Distressed Exchanges Could Spike In Popularity

Lenders may have the upper hand with regard to new loan seekers in today’s marketplace, but they still need to cooperate with their existing borrowers. Especially if they want to get paid back.

With little hope for an economic turnaround in the near-term, more and more companies are expected to default on their debt through missed interest payments or tripped covenants as cash flows continue to evaporate. A tide of defaults could cripple lenders, many of whom are already hurting from the sub-prime meltdown and writedowns on the secondary market. To mitigate further losses, debt providers are increasingly forgiving loans they think have a good chance of failing and replacing them with others they feel have a better chance of being serviced by borrowers.

Last year there were 12 such distressed exchanges in the United States, with sponsor-backed issuers accounting for nearly half of them, according to information compiled by Standard & Poor’s and Buyouts. Meantime, there is reason to believe those numbers will increase in 2009. One disturbing sign is that three quarters of the distressed exchanges that took place for the whole of 2008 occurred in the month of December alone. And with S&P forecasting that the speculative grade default rate for corporate debt will reach 13.9 percent by the end of 2009, it’s likely that more borrowers will seek distressed exchanges and more lenders will capitulate to the requests. Thrown in pressure from approaching maturities on existing debt and the weakness of the economy, and the stage seems pretty well set for a spike in such swaps.

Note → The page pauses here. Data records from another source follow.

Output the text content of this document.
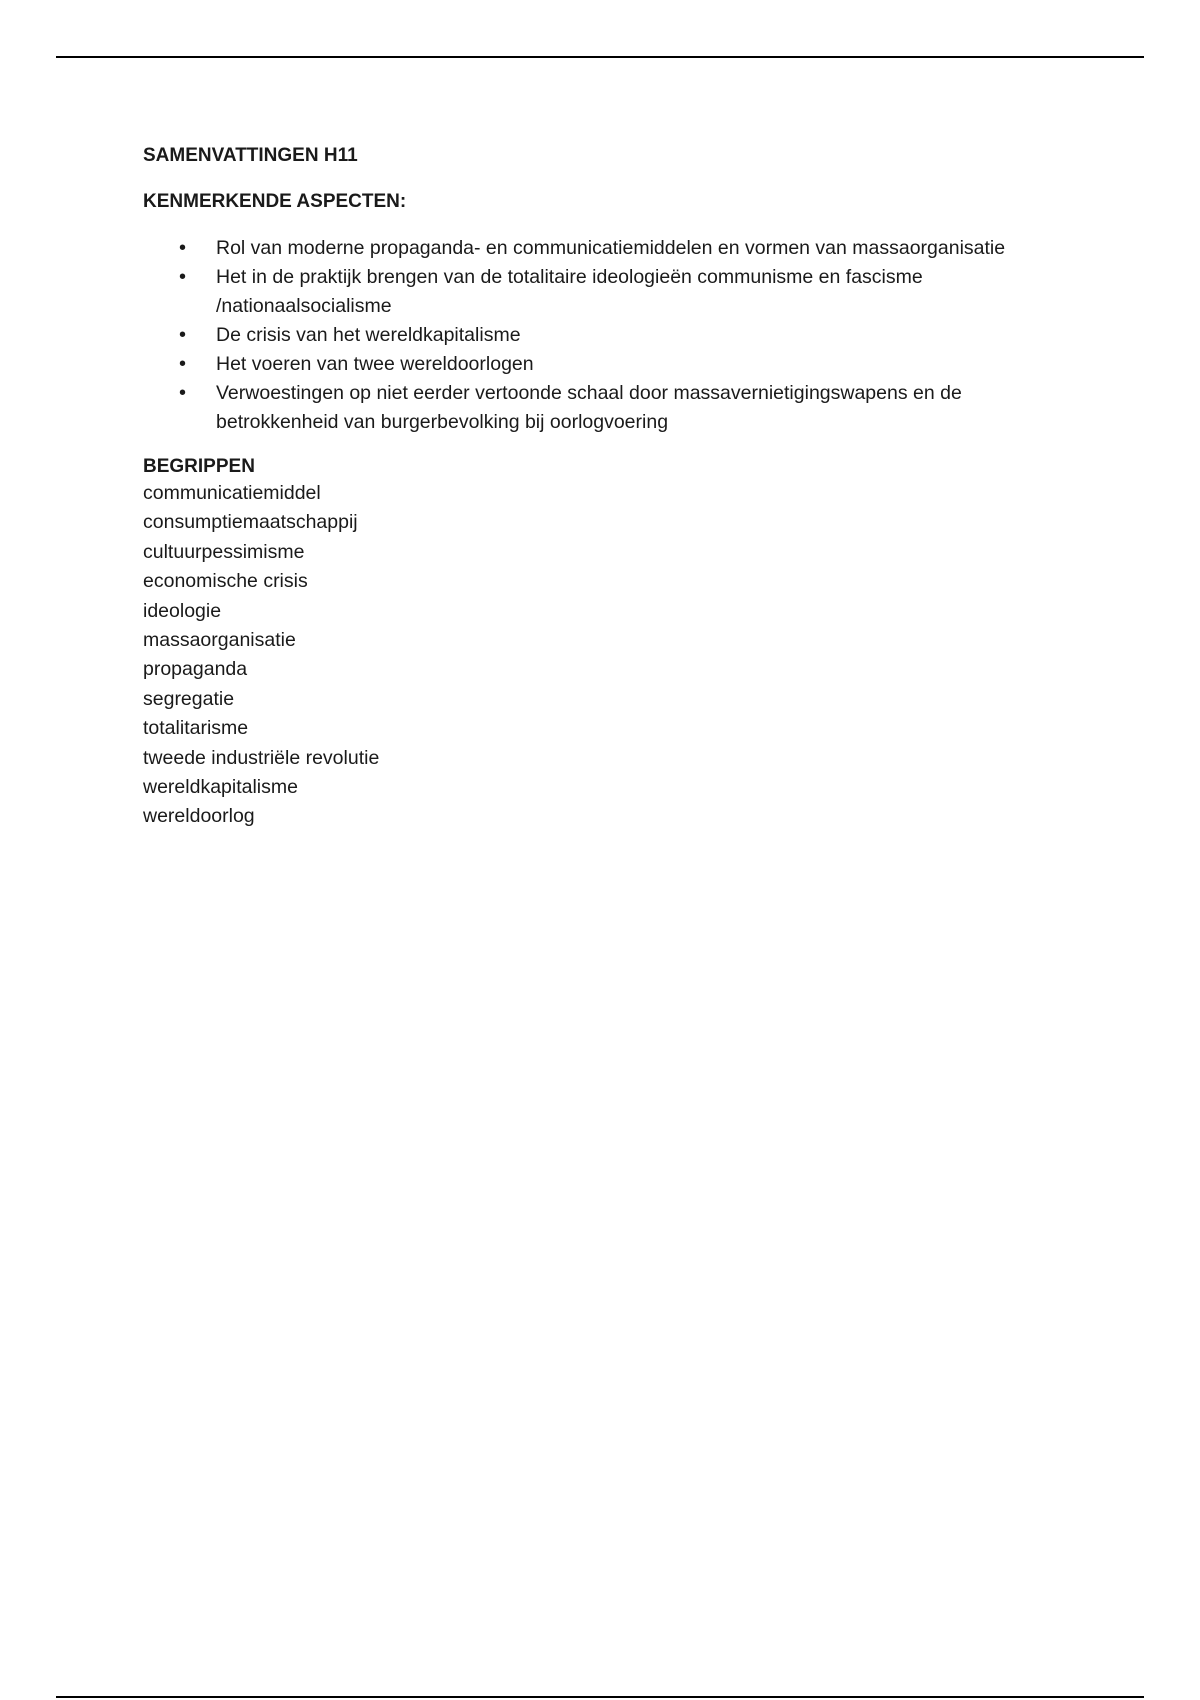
SAMENVATTINGEN H11
KENMERKENDE ASPECTEN:
• Rol van moderne propaganda- en communicatiemiddelen en vormen van massaorganisatie
• Het in de praktijk brengen van de totalitaire ideologieën communisme en fascisme /nationaalsocialisme
• De crisis van het wereldkapitalisme
• Het voeren van twee wereldoorlogen
• Verwoestingen op niet eerder vertoonde schaal door massavernietigingswapens en de betrokkenheid van burgerbevolking bij oorlogvoering
BEGRIPPEN
communicatiemiddel
consumptiemaatschappij
cultuurpessimisme
economische crisis
ideologie
massaorganisatie
propaganda
segregatie
totalitarisme
tweede industriële revolutie
wereldkapitalisme
wereldoorlog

In a typical distressed exchange, the borrower works out a deal to swap a debt security that’s at risk of default for another debt obligation furnished with either a smaller principal amount, a lower coupon or par amount or a combination of these relaxed terms. The benefits for the borrowers are manifold as they are able to bolster liquidity, extend maturities and reduce leverage. At times, the new debt product is higher in the capital structure than the original obligation.

Residential Capital LLC, the troubled home finance subsidiary of GMAC LLC (owned by Cerberus Capital Management) was the beneficiary of two distressed exchanges last year; one in June and another in December. GMAC LLC itself also held a distressed exchange at the close of the year. Other buyout-backed companies that have gone this route include casino owner Harrah’s Entertainment (Apollo Management and TPG) and construction equipment renter Neff Corp. (Lightyear Capital and Norwest Equity Partners).

Though the move gives a company relief and may even enable it to wiggle its way out of, or at least prolong, a default, the credit ratings agencies have a less than favorable view of distressed exchanges since the transactions almost always lead to a monetary loss for the creditor.

“In most cases, investors are essentially coerced into accepting the offer, as the alternative could be bankruptcy, which could lead to a lower value for debt claims,” Standard & Poor’s said in a research note it issued last month on the topic. Both S&P and Moody’s Investors Service classify distressed exchanges as tantamount to default since the obligations on the original piece of debt weren’t met.

Meanwhile, for lenders, “the basic assumption is that a distressed exchange would provide more value to creditors than a bankruptcy or creditors would refuse to participate,” the S&P note offers. Also, there is the reassurance for providers of subordinated debt that they know what they are being offered in a distressed exchange, versus the potential uncertainty of how things will work out in a bankruptcy situation, S&P said.